Chia J S, Hsieh C C, Yang C S, Chen J Y
Department of Bacteriology, College of Medicine, National Taiwan University, Taipei, Republic of China.
Zhonghua Min Guo Wei Sheng Wu Ji Mian Yi Xue Za Zhi. 1995 Feb;28(1):1-12.
Streptococcus mutants constitutively expresses three glucosyltransferases (GTFs), i.e., GtfB, GtfC, and GtfD, which synthesize glucan polymers from sucrose. Two genetically constructed mutants of S. mutans which stably expressed either the cell-associated or the extracellular GTFs were selected for purification and characterization of these enzymes. The cell-associated GtfB and GtfC from strain GS-5DD lacking the gtfD gene expression were extracted by urea, renatured by dialysis in sodium phosphate buffer and then separated from the other wall-associated components by column chromatography. The extracellular GtfD was purified from the culture supernatant of strain NHS1 lacking gtfB and gtfC gene expression.
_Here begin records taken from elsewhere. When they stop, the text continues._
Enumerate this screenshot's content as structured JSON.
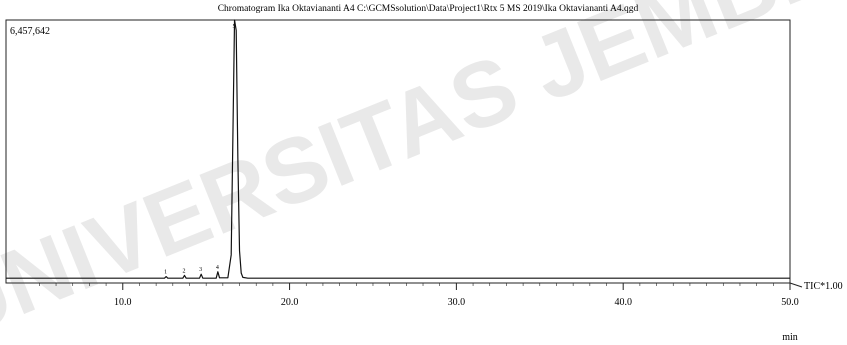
{
  "watermark": {
    "text": "UNIVERSITAS JEMBER",
    "color": "#e9e9e9"
  },
  "chart_data": {
    "type": "line",
    "title": "Chromatogram Ika Oktaviananti A4 C:\\GCMSsolution\\Data\\Project1\\Rtx 5 MS 2019\\Ika Oktaviananti A4.qgd",
    "y_max_label": "6,457,642",
    "xlabel": "min",
    "xlim": [
      3.0,
      50.0
    ],
    "x_ticks": [
      {
        "value": 10.0,
        "label": "10.0"
      },
      {
        "value": 20.0,
        "label": "20.0"
      },
      {
        "value": 30.0,
        "label": "30.0"
      },
      {
        "value": 40.0,
        "label": "40.0"
      },
      {
        "value": 50.0,
        "label": "50.0"
      }
    ],
    "ylim": [
      0,
      6457642
    ],
    "trace_label": "TIC*1.00",
    "line_color": "#111111",
    "series": [
      {
        "x": [
          3.0,
          12.5,
          12.6,
          12.7,
          13.6,
          13.7,
          13.8,
          14.6,
          14.7,
          14.8,
          15.6,
          15.7,
          15.8,
          16.3,
          16.5,
          16.6,
          16.7,
          16.8,
          16.9,
          17.0,
          17.1,
          17.2,
          17.5,
          30.0,
          45.0,
          50.0
        ],
        "y": [
          20000,
          20000,
          60000,
          20000,
          20000,
          90000,
          20000,
          20000,
          120000,
          20000,
          20000,
          180000,
          30000,
          30000,
          600000,
          3500000,
          6457642,
          6200000,
          3000000,
          700000,
          150000,
          40000,
          20000,
          20000,
          20000,
          20000
        ]
      }
    ],
    "peak_labels": [
      {
        "x": 12.6,
        "label": "1"
      },
      {
        "x": 13.7,
        "label": "2"
      },
      {
        "x": 14.7,
        "label": "3"
      },
      {
        "x": 15.7,
        "label": "4"
      },
      {
        "x": 16.7,
        "label": "5"
      }
    ]
  }
}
The molecular weights of the purified GTFs was similar (150-160 kDa), as determined by SDS-polyacrylamide gel electrophoresis. The GtfB/C preparation synthesized primarily water-insoluble glucan in a primer independent manner. However, the presence of the dextran enhanced the enzymatic activities of the GtfB/C. GtfD synthesized water-soluble glucan exclusively in a primer dependent manner. Purified GtfD had a pH optimum of 5.5, and a K(m) value of 4.35 mM for sucrose. These results indicated that the mutated strains served as an efficient and specific host to obtain native GTFs.
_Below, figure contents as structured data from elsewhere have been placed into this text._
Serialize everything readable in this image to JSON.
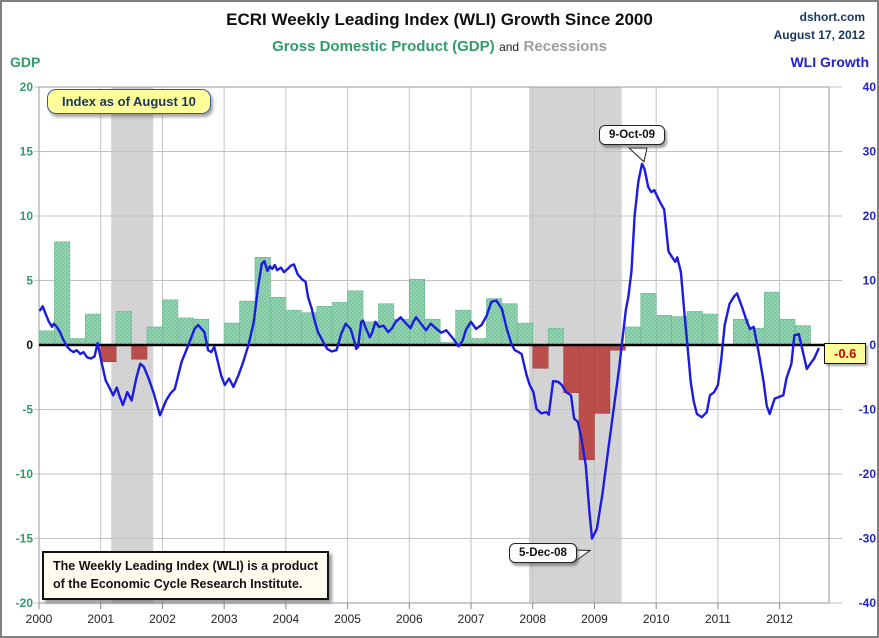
{
  "header": {
    "title": "ECRI Weekly Leading Index (WLI) Growth Since 2000",
    "source": "dshort.com",
    "date": "August 17, 2012",
    "subtitle_gdp": "Gross Domestic Product (GDP)",
    "subtitle_and": "and",
    "subtitle_recessions": "Recessions",
    "left_axis_title": "GDP",
    "right_axis_title": "WLI Growth"
  },
  "annotations": {
    "index_note": "Index as of August 10",
    "peak_label": "9-Oct-09",
    "trough_label": "5-Dec-08",
    "last_value_label": "-0.6",
    "footnote_line1": "The Weekly Leading Index (WLI) is a product",
    "footnote_line2": "of the Economic Cycle Research Institute."
  },
  "colors": {
    "gdp_text_green": "#2E9E68",
    "gdp_bar_green": "#7DC8A0",
    "gdp_bar_green_edge": "#69B890",
    "gdp_bar_red": "#C0504D",
    "gdp_bar_red_edge": "#A8423F",
    "wli_line_blue": "#1C1CE0",
    "wli_text_blue": "#2424CC",
    "navy_text": "#17375E",
    "recession_band": "#D6D6D6",
    "recession_band_dot": "#C9C9C9",
    "grid": "#C3C3C3",
    "zero_line": "#000000",
    "note_bg": "#FFFF99",
    "last_value_text": "#CC0000"
  },
  "chart_data": {
    "type": "bar+line (dual axis) with recession bands",
    "title": "ECRI Weekly Leading Index (WLI) Growth Since 2000",
    "x_range": [
      2000,
      2012.8
    ],
    "x_ticks": [
      2000,
      2001,
      2002,
      2003,
      2004,
      2005,
      2006,
      2007,
      2008,
      2009,
      2010,
      2011,
      2012
    ],
    "gdp_axis": {
      "label": "GDP",
      "min": -20,
      "max": 20,
      "ticks": [
        20,
        15,
        10,
        5,
        0,
        -5,
        -10,
        -15,
        -20
      ]
    },
    "wli_axis": {
      "label": "WLI Growth",
      "min": -40,
      "max": 40,
      "ticks": [
        40,
        30,
        20,
        10,
        0,
        -10,
        -20,
        -30,
        -40
      ]
    },
    "gdp_quarterly": {
      "start_year": 2000,
      "per_year": 4,
      "values": [
        1.1,
        8.0,
        0.5,
        2.4,
        -1.3,
        2.6,
        -1.1,
        1.4,
        3.5,
        2.1,
        2.0,
        0.1,
        1.7,
        3.4,
        6.8,
        3.7,
        2.7,
        2.5,
        3.0,
        3.3,
        4.2,
        1.8,
        3.2,
        2.0,
        5.1,
        2.0,
        0.2,
        2.7,
        0.5,
        3.6,
        3.2,
        1.7,
        -1.8,
        1.3,
        -3.7,
        -8.9,
        -5.3,
        -0.4,
        1.4,
        4.0,
        2.3,
        2.2,
        2.6,
        2.4,
        0.1,
        2.0,
        1.3,
        4.1,
        2.0,
        1.5
      ]
    },
    "recessions": [
      [
        2001.17,
        2001.85
      ],
      [
        2007.94,
        2009.44
      ]
    ],
    "wli_line": [
      [
        2000.02,
        5.4
      ],
      [
        2000.06,
        6.0
      ],
      [
        2000.1,
        5.0
      ],
      [
        2000.16,
        3.6
      ],
      [
        2000.21,
        2.8
      ],
      [
        2000.24,
        3.3
      ],
      [
        2000.29,
        2.8
      ],
      [
        2000.34,
        2.0
      ],
      [
        2000.4,
        0.7
      ],
      [
        2000.46,
        -0.3
      ],
      [
        2000.51,
        -0.8
      ],
      [
        2000.56,
        -1.1
      ],
      [
        2000.61,
        -0.8
      ],
      [
        2000.67,
        -1.4
      ],
      [
        2000.72,
        -1.1
      ],
      [
        2000.78,
        -1.9
      ],
      [
        2000.84,
        -2.1
      ],
      [
        2000.9,
        -1.8
      ],
      [
        2000.95,
        0.3
      ],
      [
        2001.02,
        -3.0
      ],
      [
        2001.08,
        -5.5
      ],
      [
        2001.16,
        -7.0
      ],
      [
        2001.2,
        -7.8
      ],
      [
        2001.26,
        -6.6
      ],
      [
        2001.31,
        -8.1
      ],
      [
        2001.36,
        -9.3
      ],
      [
        2001.43,
        -7.3
      ],
      [
        2001.5,
        -8.6
      ],
      [
        2001.58,
        -5.0
      ],
      [
        2001.64,
        -2.9
      ],
      [
        2001.7,
        -3.4
      ],
      [
        2001.78,
        -5.3
      ],
      [
        2001.86,
        -7.5
      ],
      [
        2001.96,
        -10.9
      ],
      [
        2002.06,
        -8.6
      ],
      [
        2002.13,
        -7.5
      ],
      [
        2002.2,
        -6.8
      ],
      [
        2002.31,
        -2.6
      ],
      [
        2002.42,
        0.0
      ],
      [
        2002.52,
        2.5
      ],
      [
        2002.58,
        3.1
      ],
      [
        2002.68,
        2.0
      ],
      [
        2002.74,
        -0.8
      ],
      [
        2002.79,
        -1.1
      ],
      [
        2002.84,
        -0.3
      ],
      [
        2002.95,
        -4.7
      ],
      [
        2003.01,
        -6.2
      ],
      [
        2003.08,
        -5.2
      ],
      [
        2003.15,
        -6.5
      ],
      [
        2003.23,
        -4.7
      ],
      [
        2003.31,
        -2.6
      ],
      [
        2003.4,
        0.2
      ],
      [
        2003.48,
        3.6
      ],
      [
        2003.55,
        9.0
      ],
      [
        2003.61,
        12.6
      ],
      [
        2003.65,
        13.0
      ],
      [
        2003.7,
        11.5
      ],
      [
        2003.74,
        12.2
      ],
      [
        2003.78,
        11.8
      ],
      [
        2003.82,
        12.4
      ],
      [
        2003.86,
        11.6
      ],
      [
        2003.92,
        12.0
      ],
      [
        2003.97,
        11.3
      ],
      [
        2004.03,
        11.8
      ],
      [
        2004.08,
        12.3
      ],
      [
        2004.13,
        12.5
      ],
      [
        2004.19,
        11.0
      ],
      [
        2004.26,
        10.2
      ],
      [
        2004.32,
        9.8
      ],
      [
        2004.36,
        7.4
      ],
      [
        2004.42,
        5.6
      ],
      [
        2004.47,
        3.6
      ],
      [
        2004.52,
        2.0
      ],
      [
        2004.57,
        1.1
      ],
      [
        2004.62,
        0.2
      ],
      [
        2004.67,
        -0.6
      ],
      [
        2004.74,
        -1.0
      ],
      [
        2004.82,
        -0.8
      ],
      [
        2004.9,
        1.8
      ],
      [
        2004.97,
        3.3
      ],
      [
        2005.05,
        2.5
      ],
      [
        2005.11,
        0.5
      ],
      [
        2005.14,
        -0.6
      ],
      [
        2005.17,
        -0.3
      ],
      [
        2005.22,
        3.6
      ],
      [
        2005.25,
        3.8
      ],
      [
        2005.3,
        2.5
      ],
      [
        2005.36,
        1.2
      ],
      [
        2005.4,
        2.0
      ],
      [
        2005.45,
        3.6
      ],
      [
        2005.51,
        2.8
      ],
      [
        2005.58,
        3.0
      ],
      [
        2005.66,
        2.0
      ],
      [
        2005.72,
        2.6
      ],
      [
        2005.78,
        3.6
      ],
      [
        2005.86,
        4.3
      ],
      [
        2005.94,
        3.4
      ],
      [
        2006.02,
        2.6
      ],
      [
        2006.07,
        3.7
      ],
      [
        2006.11,
        4.3
      ],
      [
        2006.19,
        3.3
      ],
      [
        2006.27,
        2.3
      ],
      [
        2006.35,
        3.3
      ],
      [
        2006.44,
        2.5
      ],
      [
        2006.52,
        1.9
      ],
      [
        2006.6,
        2.3
      ],
      [
        2006.71,
        1.0
      ],
      [
        2006.8,
        -0.2
      ],
      [
        2006.86,
        0.6
      ],
      [
        2006.92,
        2.4
      ],
      [
        2007.0,
        3.6
      ],
      [
        2007.08,
        2.5
      ],
      [
        2007.17,
        3.1
      ],
      [
        2007.25,
        4.5
      ],
      [
        2007.33,
        6.7
      ],
      [
        2007.41,
        6.9
      ],
      [
        2007.5,
        5.6
      ],
      [
        2007.58,
        2.5
      ],
      [
        2007.66,
        0.0
      ],
      [
        2007.71,
        -0.8
      ],
      [
        2007.77,
        -1.1
      ],
      [
        2007.82,
        -1.4
      ],
      [
        2007.9,
        -4.7
      ],
      [
        2007.95,
        -6.2
      ],
      [
        2008.01,
        -7.3
      ],
      [
        2008.06,
        -9.9
      ],
      [
        2008.14,
        -10.6
      ],
      [
        2008.22,
        -10.4
      ],
      [
        2008.26,
        -10.8
      ],
      [
        2008.33,
        -5.6
      ],
      [
        2008.41,
        -5.7
      ],
      [
        2008.47,
        -6.2
      ],
      [
        2008.54,
        -7.3
      ],
      [
        2008.62,
        -7.8
      ],
      [
        2008.67,
        -11.4
      ],
      [
        2008.73,
        -11.9
      ],
      [
        2008.79,
        -14.5
      ],
      [
        2008.86,
        -18.7
      ],
      [
        2008.92,
        -26.0
      ],
      [
        2008.96,
        -30.0
      ],
      [
        2009.04,
        -28.5
      ],
      [
        2009.13,
        -23.0
      ],
      [
        2009.22,
        -16.5
      ],
      [
        2009.31,
        -10.0
      ],
      [
        2009.4,
        -3.5
      ],
      [
        2009.46,
        1.5
      ],
      [
        2009.51,
        5.5
      ],
      [
        2009.55,
        7.5
      ],
      [
        2009.6,
        11.5
      ],
      [
        2009.65,
        20.0
      ],
      [
        2009.71,
        25.3
      ],
      [
        2009.77,
        28.1
      ],
      [
        2009.81,
        27.3
      ],
      [
        2009.87,
        24.5
      ],
      [
        2009.92,
        23.7
      ],
      [
        2009.97,
        24.0
      ],
      [
        2010.06,
        22.2
      ],
      [
        2010.13,
        21.0
      ],
      [
        2010.2,
        14.5
      ],
      [
        2010.26,
        13.6
      ],
      [
        2010.31,
        12.9
      ],
      [
        2010.34,
        13.6
      ],
      [
        2010.4,
        11.3
      ],
      [
        2010.46,
        4.6
      ],
      [
        2010.51,
        -0.5
      ],
      [
        2010.56,
        -5.7
      ],
      [
        2010.61,
        -8.8
      ],
      [
        2010.66,
        -10.7
      ],
      [
        2010.74,
        -11.2
      ],
      [
        2010.82,
        -10.4
      ],
      [
        2010.87,
        -7.8
      ],
      [
        2010.94,
        -7.3
      ],
      [
        2011.0,
        -6.2
      ],
      [
        2011.05,
        -2.6
      ],
      [
        2011.11,
        3.1
      ],
      [
        2011.19,
        6.4
      ],
      [
        2011.26,
        7.5
      ],
      [
        2011.31,
        8.0
      ],
      [
        2011.39,
        5.9
      ],
      [
        2011.47,
        3.6
      ],
      [
        2011.52,
        2.5
      ],
      [
        2011.58,
        2.8
      ],
      [
        2011.66,
        -1.1
      ],
      [
        2011.74,
        -5.7
      ],
      [
        2011.79,
        -9.4
      ],
      [
        2011.84,
        -10.7
      ],
      [
        2011.92,
        -8.3
      ],
      [
        2011.98,
        -8.1
      ],
      [
        2012.06,
        -7.8
      ],
      [
        2012.11,
        -5.2
      ],
      [
        2012.19,
        -2.9
      ],
      [
        2012.24,
        1.5
      ],
      [
        2012.31,
        1.7
      ],
      [
        2012.39,
        -1.6
      ],
      [
        2012.44,
        -3.7
      ],
      [
        2012.52,
        -2.6
      ],
      [
        2012.56,
        -2.1
      ],
      [
        2012.63,
        -0.6
      ]
    ],
    "callout_anchors": {
      "peak": {
        "x": 2009.77,
        "y": 28.1
      },
      "trough": {
        "x": 2008.96,
        "y": -30.0
      },
      "last": {
        "x": 2012.63,
        "y": -0.6
      }
    },
    "legend_position": "none",
    "grid": "on"
  }
}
变形链球菌组成性表达三种葡糖基转移酶(GTFs),即GtfB、GtfC和GtfD,它们可从蔗糖合成葡聚糖聚合物。选择了两种稳定表达细胞相关或细胞外GTFs的变形链球菌基因构建突变体,用于这些酶的纯化和特性鉴定。通过尿素提取缺乏gtfD基因表达的GS-5DD菌株的细胞相关GtfB和GtfC,在磷酸钠缓冲液中透析复性,然后通过柱色谱与其他细胞壁相关成分分离。从缺乏gtfB和gtfC基因表达的NHS1菌株的培养上清液中纯化细胞外GtfD。通过SDS-聚丙烯酰胺凝胶电泳测定,纯化的GTFs的分子量相似(150-160 kDa)。GtfB/C制剂主要以不依赖引物的方式合成水不溶性葡聚糖。然而,葡聚糖的存在增强了GtfB/C的酶活性。GtfD仅以依赖引物的方式合成水溶性葡聚糖。纯化的GtfD最适pH为5.5,对蔗糖的K(m)值为4.35 mM。这些结果表明,突变菌株是获得天然GTFs的有效且特异的宿主。